Çanakkale cephesinde Atatürk'ün hayatını kurtaran "kahraman
saatin" esrarı zihinleri kurcalamaya devam ediyor... Mu? Yoksa
yazacak şey bulamayan bazı gazeteciler üfürükten konu mu yaratmaya
çalışıyorlar?
Göğsüne isabet eden bir şarapnel parçasının cebindeki saatine
çarptığını ve böylece kurtulduğunu Atatürk Ruşen Eşref'e anlatmış
(Ünaydın), o da bunu 1918'de yayınlamış o ünlü söyleşi kitabında.
("Anafartalar Kumandanıyla Mülakat"...)
Ama kurşun da diyorlar. Bazı arkadaşların "şarapnel parçası" ile
"kurşun" arasındaki farkı öğrenmeleri gerekiyor.

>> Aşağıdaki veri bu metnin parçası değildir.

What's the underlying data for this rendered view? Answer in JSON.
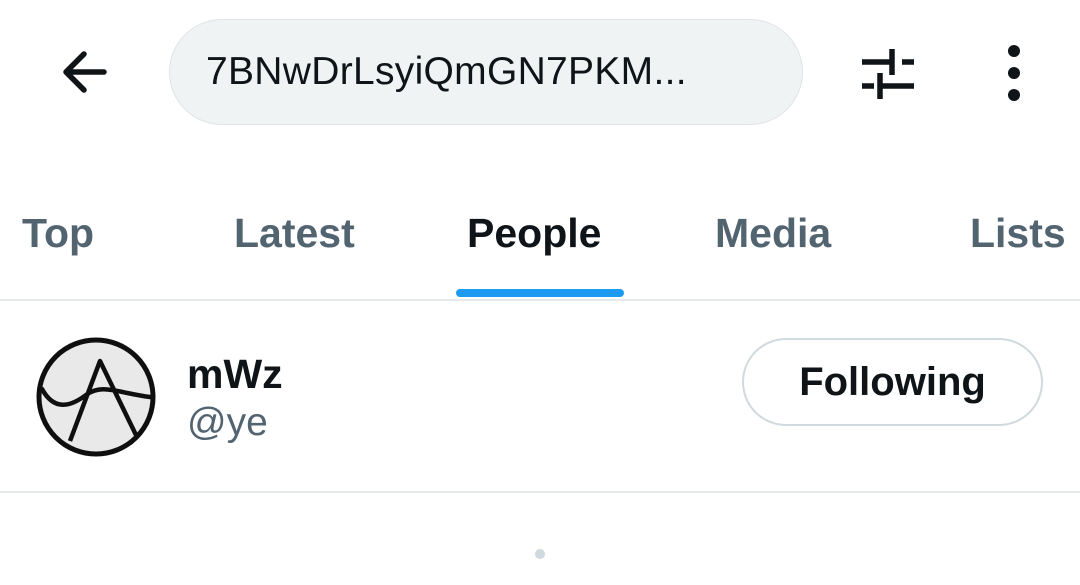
{
  "header": {
    "back_icon": "arrow-left-icon",
    "search_query": "7BNwDrLsyiQmGN7PKM...",
    "filter_icon": "sliders-icon",
    "more_icon": "more-vertical-icon"
  },
  "tabs": [
    {
      "label": "Top",
      "active": false
    },
    {
      "label": "Latest",
      "active": false
    },
    {
      "label": "People",
      "active": true
    },
    {
      "label": "Media",
      "active": false
    },
    {
      "label": "Lists",
      "active": false
    }
  ],
  "results": [
    {
      "display_name": "mWz",
      "handle": "@ye",
      "follow_label": "Following",
      "avatar_icon": "avatar-logo-icon"
    }
  ],
  "colors": {
    "accent": "#1d9bf0",
    "text_primary": "#0f1419",
    "text_secondary": "#536471",
    "search_bg": "#eff3f4",
    "divider": "#e7eaeb"
  }
}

Yoksa askerliği
bedelli mi yapmışlar?
Atatürk saati Liman von Sanders'e hediye etmiş. (Oysa hiç sevmezdi,
yıldızları hiç barışmamıştı.) O da ona kendi saatini vermiş.

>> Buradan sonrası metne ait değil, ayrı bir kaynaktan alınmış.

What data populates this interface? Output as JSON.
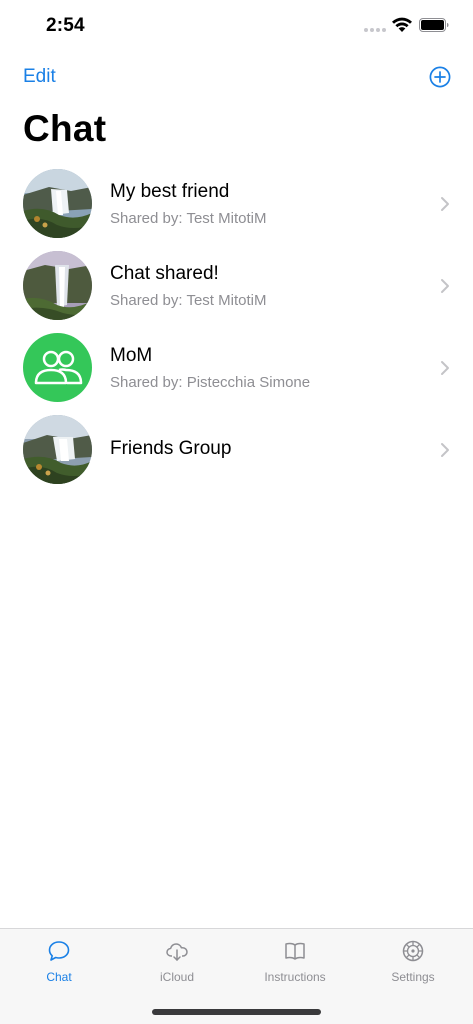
{
  "status_bar": {
    "time": "2:54"
  },
  "nav": {
    "edit_label": "Edit",
    "add_icon": "plus-circle-icon",
    "accent_color": "#1a80e6"
  },
  "title": "Chat",
  "chats": [
    {
      "name": "My best friend",
      "shared_by": "Shared by: Test MitotiM",
      "avatar": "waterfall-photo"
    },
    {
      "name": "Chat shared!",
      "shared_by": "Shared by: Test MitotiM",
      "avatar": "waterfall-photo"
    },
    {
      "name": "MoM",
      "shared_by": "Shared by: Pistecchia Simone",
      "avatar": "group-icon",
      "avatar_color": "#34c759"
    },
    {
      "name": "Friends Group",
      "shared_by": "",
      "avatar": "waterfall-photo"
    }
  ],
  "tabs": [
    {
      "label": "Chat",
      "icon": "chat-bubble-icon",
      "active": true
    },
    {
      "label": "iCloud",
      "icon": "cloud-download-icon",
      "active": false
    },
    {
      "label": "Instructions",
      "icon": "book-icon",
      "active": false
    },
    {
      "label": "Settings",
      "icon": "gear-icon",
      "active": false
    }
  ]
}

Miralay Haydar Bey buna şahit.
Saat sonra unutulmuş.
Haydarpaşa'dan Beşiktaş'a giderken bindiği ve güvertesinde
"geldikleri gibi giderler" dediği "gazi çatana" gibi...

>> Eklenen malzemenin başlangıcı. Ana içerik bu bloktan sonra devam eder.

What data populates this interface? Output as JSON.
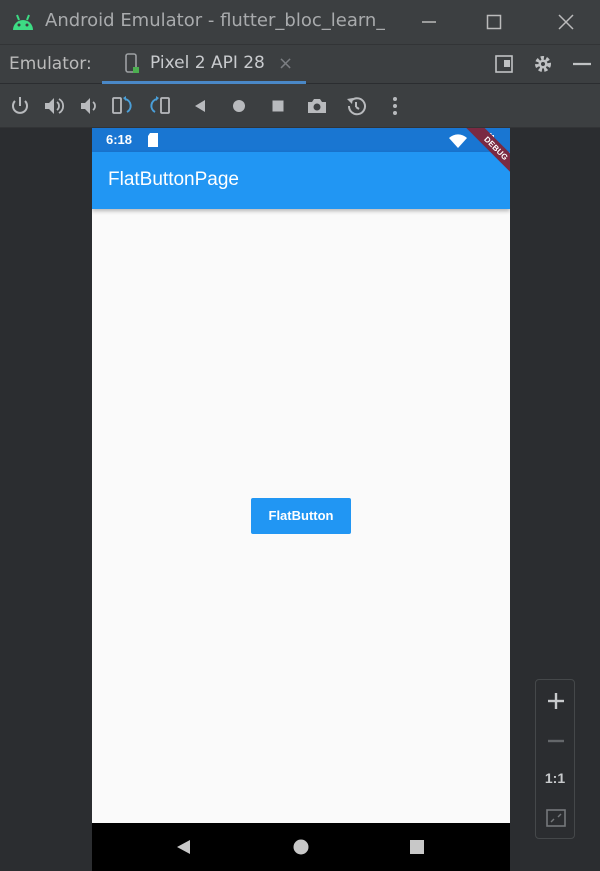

Demek ki Atatürk bu gibi gayretkeşliklere aldırmıyor, hiç önem
vermiyormuş! Verseydi, "benim eşyamı benden sonra emanet-i
mukaddese gibi saklayınız" derdi.
"Fotoğrafının kimde bulunduğunu" bildirene bile bin frank ödül vereceklermiş! Getirene değil, yalnızca bildirene.
Bilen bildiren çıkmamış.
Meğerse, Von Sanders 1929'da öldüğünde Türk hükümeti saati alıp müzeye koymak istemişmiş ama dul bayan Frau Von Sanders saatin eve giren hırsızlarca çalındığını belirtmiş...
Oysa 1933 yılında da Maarif Vekili Yusuf Hikmet Bey (Bayur) saatin aile tarafından "satıldığını" söylemiş.
Fakat 1939 yılında bir Alman papazı Berlin elçiliğimize müracaatla, saatin Von Sanders tarafından başka bir Alman subayına hediye edildiğini bildiriyor...
Her neyse, yazışmalar falan derken araya dünya savaşı giriyor, papazı ya da subayı aradınsa bul.
Saat büyük bir ihtimalle Ukrayna steplerinde bir çukurda ya da Stalingrad enkazının altında yatıyor. Ya da Berlin yıkıntılarının arasında kaybolup gitti de yıkıntılardan tuğla toplayan kadınlardan biri ("Trümmerfrau"), bir çöp yığınına atıverdi... İsterseniz enkazdan oluşan Şeytan Tepesi'ni (Teufelsberg) kazınız, belki bulursunuz. *** Hani bazı arkadaşlar 10 Kasım'larda Dolmabahçe Sarayı'na koşuyorlar ya, "yattığı yere gidemiyoruz hiç olmazsa öldüğü yere gidelim" yaklaşımıyla...
Biz de benzerini yapalım: Hayatını kurtaran saati bulup müzeye koyamıyor, ona bir "relic" (kutsal kalıntı) muamelesi yapamıyoruz ya...
Kurtaranı bulamıyorsak "öldüreni" ortaya çıkaralım: Müzeye bir şişe Kulüp Rakısı koyalım, altına da "Atatürk'ün katili" yazalım.
Hem böylece birtakım psikopatların "Atatürk öldürüldü mü?" gibi uçuk ve abuk spekülasyonları da sona erer.